Foreword
Since its inception in 2015, the 2030 Agenda has provided a blueprint for shared prosperity in a sustainable world—a world where all people can live productive, vibrant and peaceful lives on a healthy planet. The year 2030 is just over a decade away, and we must ask ourselves if our actions today are laying the right foundation to achieve the Sustainable Development Goals (SDGs). The Sustainable Development Goals Report 2019 provides evidence-based insights to answer this question.
The report demonstrates that progress is being made in some critical areas, and that some favorable trends are evident. Extreme poverty has declined considerably, the under-5 mortality rate fell by 49 per cent between 2000 and 2017, immunizations have saved millions of lives, and the vast majority of the world’s population now has access to electricity. Countries are taking concrete actions to protect our planet: marine protected areas have doubled since 2010; countries are working concertedly to address illegal fishing; 186 parties have ratified the Paris Agreement on climate change, and almost all have communicated their first nationally determined contributions. About 150 countries have developed national policies to respond to the challenges of rapid urbanization, and 71 countries and the European Union now have more than 300 policies and instruments supporting sustainable consumption and production. And a wide range of other actors—international organizations, businesses, local authorities, the scientific community and civil society—have engaged with the SDGs in a manner that generates great hope for the coming decade. The United Nations, for its part, is working hard to reposition to the United Nations development system to be better equipped to meet the needs of governments to respond to this integrated and transformative agenda.

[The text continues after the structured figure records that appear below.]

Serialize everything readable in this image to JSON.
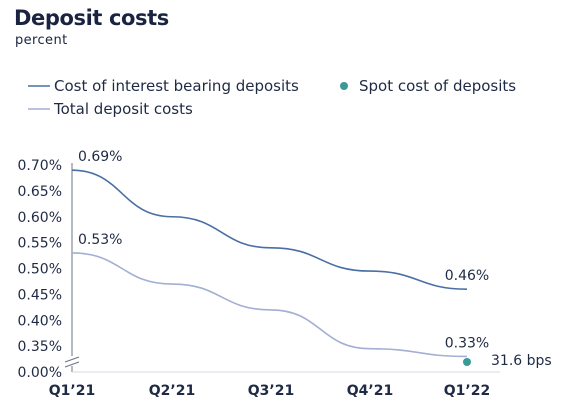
{
  "header": {
    "title": "Deposit costs",
    "subtitle": "percent"
  },
  "chart_data": {
    "type": "line",
    "title": "Deposit costs",
    "subtitle": "percent",
    "categories": [
      "Q1’21",
      "Q2’21",
      "Q3’21",
      "Q4’21",
      "Q1’22"
    ],
    "series": [
      {
        "name": "Cost of interest bearing deposits",
        "color": "#4a6fa5",
        "values": [
          0.69,
          0.6,
          0.54,
          0.495,
          0.46
        ],
        "labels": [
          {
            "index": 0,
            "text": "0.69%"
          },
          {
            "index": 4,
            "text": "0.46%"
          }
        ]
      },
      {
        "name": "Total deposit costs",
        "color": "#a3afd3",
        "values": [
          0.53,
          0.47,
          0.42,
          0.345,
          0.33
        ],
        "labels": [
          {
            "index": 0,
            "text": "0.53%"
          },
          {
            "index": 4,
            "text": "0.33%"
          }
        ]
      }
    ],
    "points": [
      {
        "name": "Spot cost of deposits",
        "color": "#3a9a96",
        "category_index": 4,
        "value": 0.316,
        "label": "31.6 bps"
      }
    ],
    "y_ticks": [
      "0.70%",
      "0.65%",
      "0.60%",
      "0.55%",
      "0.50%",
      "0.45%",
      "0.40%",
      "0.35%",
      "0.00%"
    ],
    "y_tick_values": [
      0.7,
      0.65,
      0.6,
      0.55,
      0.5,
      0.45,
      0.4,
      0.35,
      0.3
    ],
    "y_axis_break": true,
    "ylim": [
      0.3,
      0.7
    ],
    "legend_position": "top-left",
    "grid": false
  }
}
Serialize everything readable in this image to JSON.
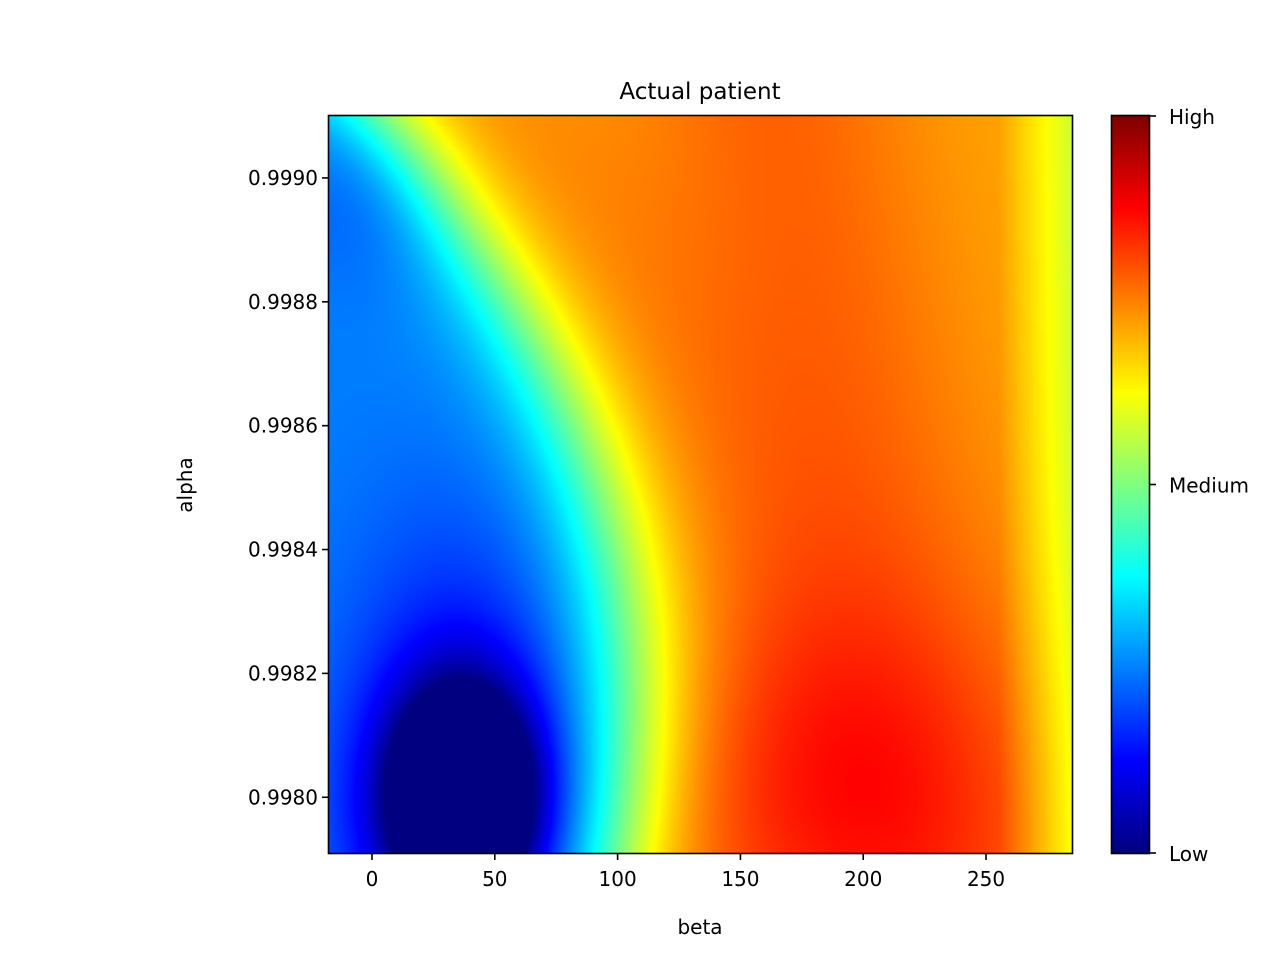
{
  "chart_data": {
    "type": "heatmap",
    "title": "Actual patient",
    "xlabel": "beta",
    "ylabel": "alpha",
    "xlim": [
      -17.5,
      285
    ],
    "ylim": [
      0.99791,
      0.9991
    ],
    "x_ticks": [
      0,
      50,
      100,
      150,
      200,
      250
    ],
    "x_tick_labels": [
      "0",
      "50",
      "100",
      "150",
      "200",
      "250"
    ],
    "y_ticks": [
      0.998,
      0.9982,
      0.9984,
      0.9986,
      0.9988,
      0.999
    ],
    "y_tick_labels": [
      "0.9980",
      "0.9982",
      "0.9984",
      "0.9986",
      "0.9988",
      "0.9990"
    ],
    "colormap": "jet",
    "colorbar": {
      "ticks": [
        0,
        0.5,
        1
      ],
      "tick_labels": [
        "Low",
        "Medium",
        "High"
      ]
    },
    "features": [
      {
        "kind": "minimum",
        "x": 37,
        "y": 0.998,
        "level": 0.0
      },
      {
        "kind": "maximum",
        "x": 190,
        "y": 0.998,
        "level": 0.83
      },
      {
        "kind": "local",
        "x": 145,
        "y": 0.999,
        "level": 0.76
      },
      {
        "kind": "local",
        "x": 0,
        "y": 0.999,
        "level": 0.45
      }
    ],
    "grid": false
  }
}
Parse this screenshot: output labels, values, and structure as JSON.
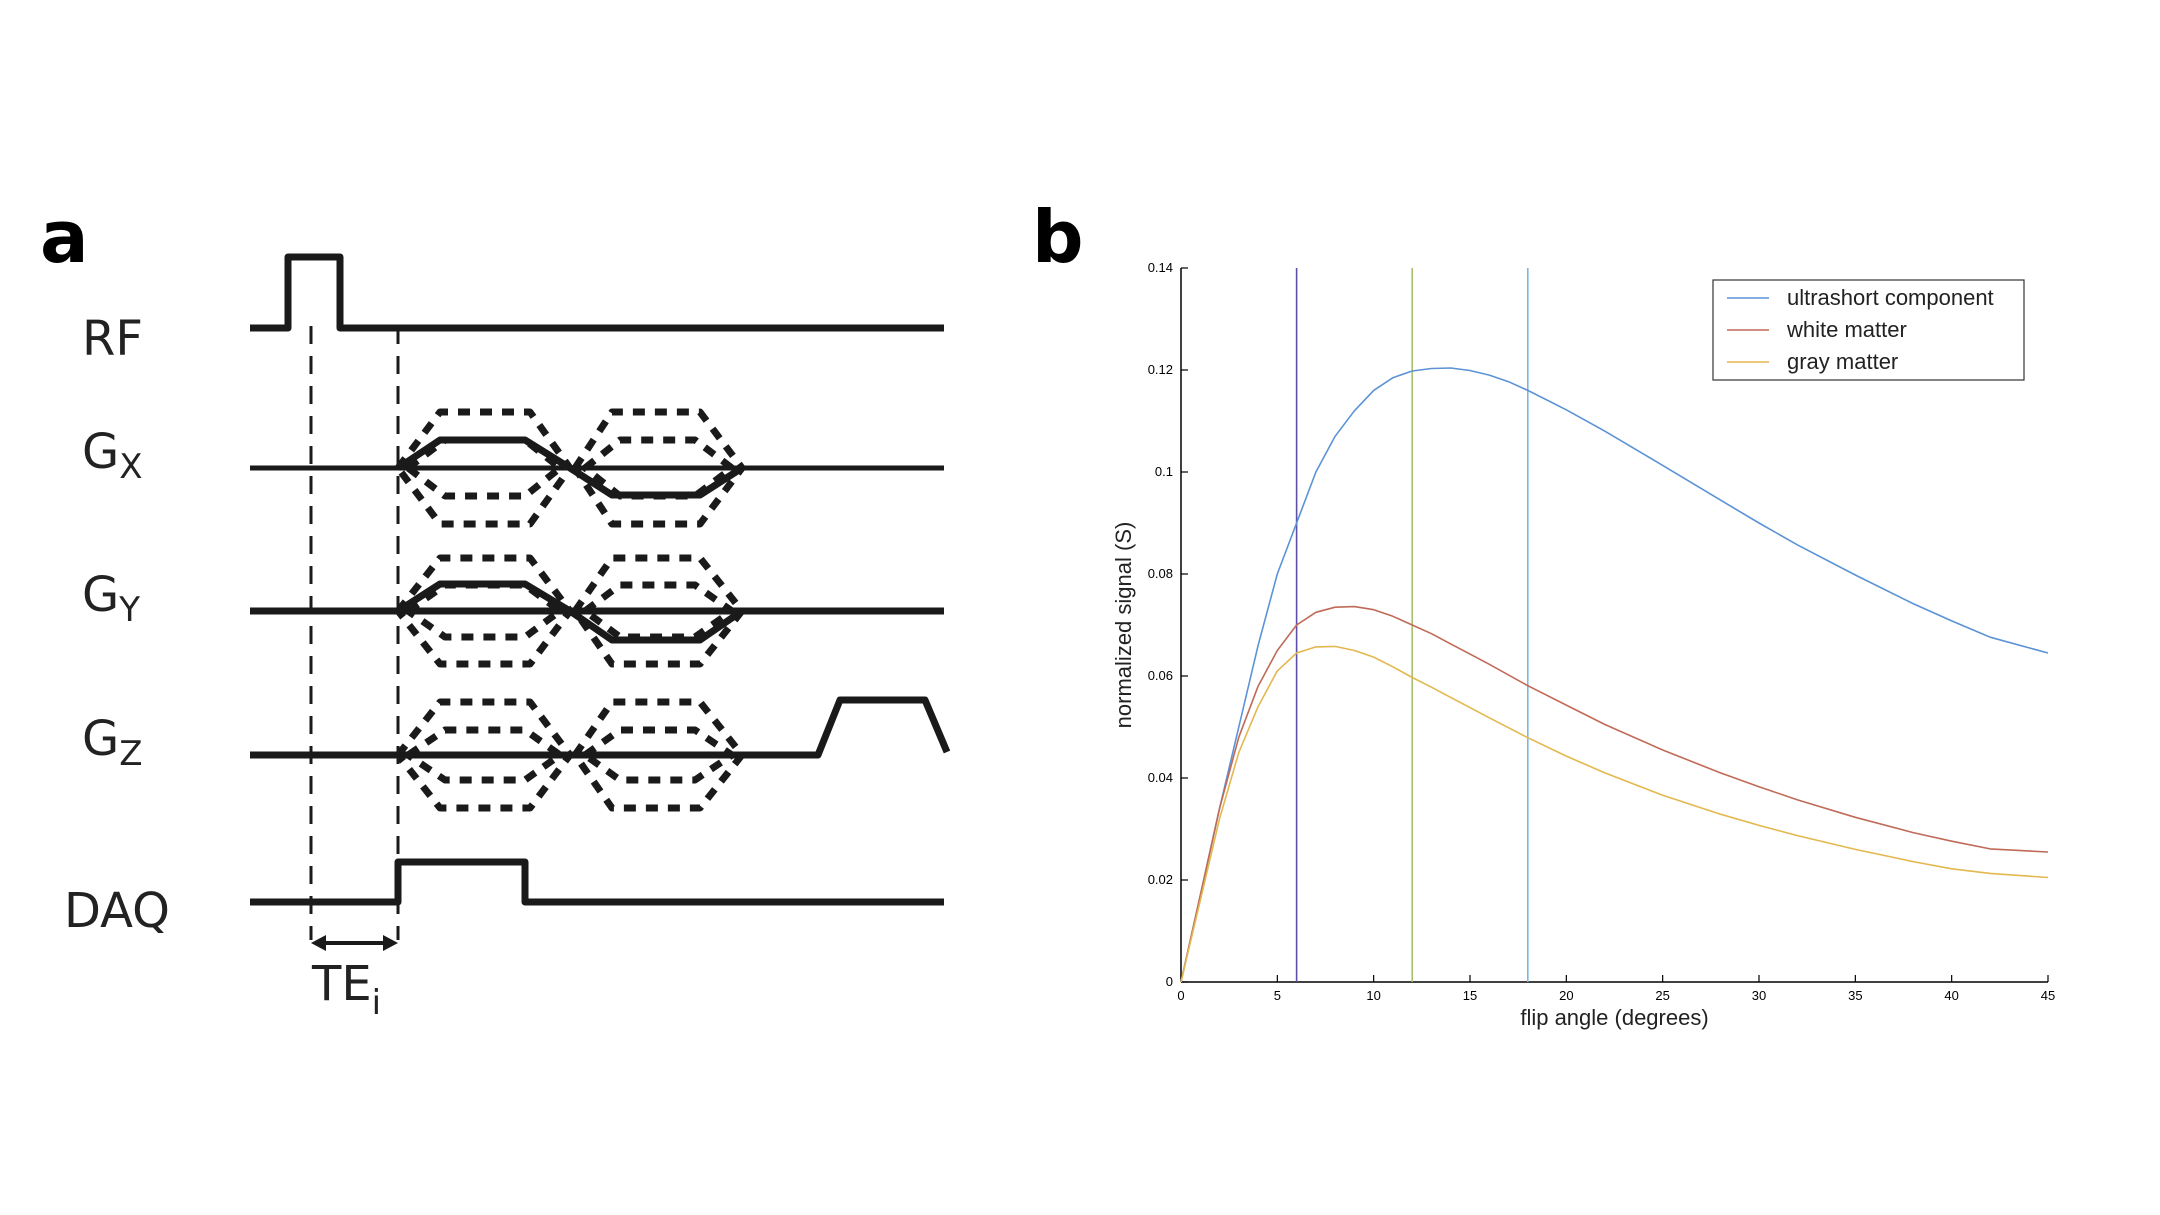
{
  "panels": {
    "a": {
      "letter": "a",
      "rows": [
        {
          "main": "RF",
          "sub": ""
        },
        {
          "main": "G",
          "sub": "X"
        },
        {
          "main": "G",
          "sub": "Y"
        },
        {
          "main": "G",
          "sub": "Z"
        },
        {
          "main": "DAQ",
          "sub": ""
        }
      ],
      "te_label": {
        "main": "TE",
        "sub": "i"
      }
    },
    "b": {
      "letter": "b"
    }
  },
  "chart_data": {
    "type": "line",
    "title": "",
    "xlabel": "flip angle (degrees)",
    "ylabel": "normalized signal (S)",
    "xlim": [
      0,
      45
    ],
    "ylim": [
      0,
      0.14
    ],
    "xticks": [
      0,
      5,
      10,
      15,
      20,
      25,
      30,
      35,
      40,
      45
    ],
    "yticks": [
      0,
      0.02,
      0.04,
      0.06,
      0.08,
      0.1,
      0.12,
      0.14
    ],
    "ytick_labels": [
      "0",
      "0.02",
      "0.04",
      "0.06",
      "0.08",
      "0.1",
      "0.12",
      "0.14"
    ],
    "grid": false,
    "legend_position": "top-right",
    "vertical_lines": [
      {
        "x": 6,
        "color": "#5b4fa8"
      },
      {
        "x": 12,
        "color": "#a8c070"
      },
      {
        "x": 18,
        "color": "#7ab8e0"
      }
    ],
    "series": [
      {
        "name": "ultrashort component",
        "color": "#5b93d6",
        "x": [
          0,
          1,
          2,
          3,
          4,
          5,
          6,
          7,
          8,
          9,
          10,
          11,
          12,
          13,
          14,
          15,
          16,
          17,
          18,
          20,
          22,
          25,
          28,
          30,
          32,
          35,
          38,
          40,
          42,
          45
        ],
        "y": [
          0,
          0.017,
          0.034,
          0.05,
          0.066,
          0.08,
          0.09,
          0.1,
          0.107,
          0.112,
          0.116,
          0.1185,
          0.1198,
          0.1203,
          0.1204,
          0.1199,
          0.119,
          0.1177,
          0.116,
          0.1122,
          0.108,
          0.1013,
          0.0945,
          0.09,
          0.0857,
          0.0798,
          0.0742,
          0.0708,
          0.0676,
          0.0645
        ]
      },
      {
        "name": "white matter",
        "color": "#c06a58",
        "x": [
          0,
          1,
          2,
          3,
          4,
          5,
          6,
          7,
          8,
          9,
          10,
          11,
          12,
          13,
          14,
          15,
          16,
          18,
          20,
          22,
          25,
          28,
          30,
          32,
          35,
          38,
          40,
          42,
          45
        ],
        "y": [
          0,
          0.017,
          0.034,
          0.048,
          0.058,
          0.065,
          0.07,
          0.0725,
          0.0735,
          0.0736,
          0.073,
          0.0717,
          0.07,
          0.0683,
          0.0663,
          0.0643,
          0.0623,
          0.0581,
          0.0543,
          0.0505,
          0.0455,
          0.041,
          0.0383,
          0.0357,
          0.0323,
          0.0293,
          0.0276,
          0.0261,
          0.0255
        ]
      },
      {
        "name": "gray matter",
        "color": "#e3b84e",
        "x": [
          0,
          1,
          2,
          3,
          4,
          5,
          6,
          7,
          8,
          9,
          10,
          11,
          12,
          13,
          14,
          15,
          16,
          18,
          20,
          22,
          25,
          28,
          30,
          32,
          35,
          38,
          40,
          42,
          45
        ],
        "y": [
          0,
          0.016,
          0.032,
          0.045,
          0.054,
          0.061,
          0.0645,
          0.0657,
          0.0658,
          0.065,
          0.0637,
          0.0618,
          0.0597,
          0.0578,
          0.0558,
          0.0538,
          0.0518,
          0.0479,
          0.0443,
          0.041,
          0.0366,
          0.0329,
          0.0307,
          0.0287,
          0.026,
          0.0236,
          0.0222,
          0.0213,
          0.0205
        ]
      }
    ]
  }
}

Notwithstanding that progress, this report identifies many areas that need urgent collective attention. The natural environment is deteriorating at an alarming rate: sea levels are rising; ocean acidification is accelerating; the past four years have been the warmest on record; one million plant and animal species are at risk of extinction; and land degradation continues unchecked. We are also moving too slowly in our efforts to end human suffering and create opportunity for all: our goal to end extreme poverty by 2030 is being jeopardized as we struggle to respond to entrenched deprivation, violent conflicts and vulnerabilities to natural disasters. Global hunger is on the rise, and at least half of the world’s population lacks essential health services. More than half of the world’s children do not meet standards in reading and mathematics; only 28 per cent of persons with severe disabilities received cash benefits; and women in all parts of the world continue to face structural disadvantages and discrimination.
It is abundantly clear that a much deeper, faster and more ambitious response is needed to unleash the social and economic transformation needed to achieve our 2030 goals. From our advances, we know what works. This report therefore highlights areas that can drive progress across all 17 SDGs: financing; resilience; sustainable and inclusive economies; more effective institutions; local action; better use of data; and harnessing science, technology and innovation with a greater focus on digital transformation. In everything we do, we must diligently ensure that policy choices leave no one behind, and that national efforts are supported by effective international cooperation, grounded in a commitment to diplomacy and crisis prevention.
The SDG Summit, the Climate Action Summit and the other crucial meetings that will take place in New York in September 2019 provide leaders everywhere with an opportunity to get the world back on track and to kick-start a decade of delivery for people and the planet. The time is right, and we must act now. In that spirit, I commend this report to a wide global audience.
The coming years will be a vital period to save the planet and to achieve sustainable, inclusive human development.